It has been a general objective in the field of biotechnology to develop gene therapy protocols in order to cure and/or treat diseases and illnesses which are at least partially caused by genetic disorders or may be treated with gene therapy protocols. For example, there exists a gene therapy protocol for the correction of adenosine deaminase (ADA) deficiency. See W. French Anderson, Science, volume 256, pages 808-813 (May 8, 1992). Many procedures for gene therapy must deal with the issue of delivering the new genetic material ("gene") into the target cells which are delivered into the organism for which gene therapy is to be carried out.
In the prior art, there are numerous methods for causing this delivery, such as the use of liposomes, microinjection, infectious viral vectors, and calcium phosphate mediated DNA transfer. The use of liposomes, while somewhat popular, requires a considerable effort in designing a liposome carrier for genetic material and is often not efficient in effecting a transfer of genetic material any may often clot lung capillary vessels. Microinjection is a very tedious and slow process given that each cell must be injected while observing the cell in a light microscope.
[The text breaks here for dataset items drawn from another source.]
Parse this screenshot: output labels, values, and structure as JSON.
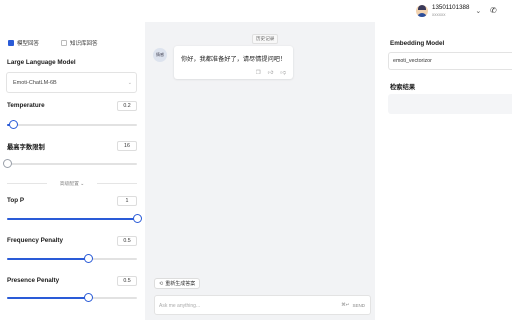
{
  "header": {
    "user_phone": "13501101388",
    "user_sub": "xxxxxx"
  },
  "sidebar": {
    "modes": [
      {
        "label": "模型回答",
        "checked": true
      },
      {
        "label": "知识库回答",
        "checked": false
      }
    ],
    "model_label": "Large Language Model",
    "model_value": "Emoti-ChatLM-6B",
    "temperature": {
      "label": "Temperature",
      "value": "0.2",
      "fraction": 0.05
    },
    "max_chars": {
      "label": "最高字数限制",
      "value": "16",
      "fraction": 0.0
    },
    "advanced_label": "高级配置",
    "top_p": {
      "label": "Top P",
      "value": "1",
      "fraction": 1.0
    },
    "frequency_penalty": {
      "label": "Frequency Penalty",
      "value": "0.5",
      "fraction": 0.63
    },
    "presence_penalty": {
      "label": "Presence Penalty",
      "value": "0.5",
      "fraction": 0.63
    }
  },
  "chat": {
    "history_label": "历史记录",
    "bot_avatar_text": "情感",
    "bot_message": "你好，我都准备好了，请尽情提问吧！",
    "regenerate_label": "重新生成答案",
    "input_placeholder": "Ask me anything...",
    "send_label": "SEND",
    "send_shortcut": "⌘↵"
  },
  "right_panel": {
    "embedding_label": "Embedding Model",
    "embedding_value": "emoti_vectorizor",
    "results_label": "检索结果"
  },
  "colors": {
    "accent": "#2a5bd7",
    "canvas": "#f2f3f5"
  }
}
The predominant approach currently for causing the transfer of new genetic material into the recipient cells for delivery into the organism for which gene therapy is intended has been the use of viral vectors which are designed to infect and transform a target cell from the organism, which target cell, after transformation, is placed back into the organism typically by implantation into the organism or injection into a circulatory system of the organism.
While most of gene therapy under investigation today, particularly gene therapy for use in humans, involves the use of somatic cells as the target cell, gene therapy has been considered for use in germ cells and in stem cells, such as hematopoietic stem cells, as the target cell. The selection of a particular viral vector will depend on the particular target cell and thus there is considerable specificity required in determining the viral vector relative to the particular target cell. That is, the selection of the viral vector will depend on the selection of the target cell and there are no general or simple rules in the case of selecting viral vectors for use with particular target cells for use in gene therapy. Thus, research is continuing on various improved methods for delivering genetic material into target cells for use in gene therapy.
One technique in the prior art for delivery of genetic material into cells has been the use of electronic pulse delivery systems and procedures such as those described in U.S. Pat. No. 4,849,355 and U.S. Pat. No. 4,663,292. While these procedures and techniques have been utilized to transfer macromolecules into cells, they have not been used for the purpose of gene therapy. The prior art electronic pulse delivery systems utilized reaction chambers with pointed electrodes in order to maximize the electric field near the electrodes and utilized reaction chambers where at least one electrode was in contact with the solution containing the cells. This has been found to not be as advantageous as certain improved reaction chambers, provided by the present invention, with substantially flat electrodes and where the electrodes are physically isolated (and electrically insulated) from the solution containing the cells.
Thus, it is desirable to provide an improved technique for delivery of genetic material into cells for the purpose of performing gene therapy treatment on the organism, typically by placing transformed cells back into the organism.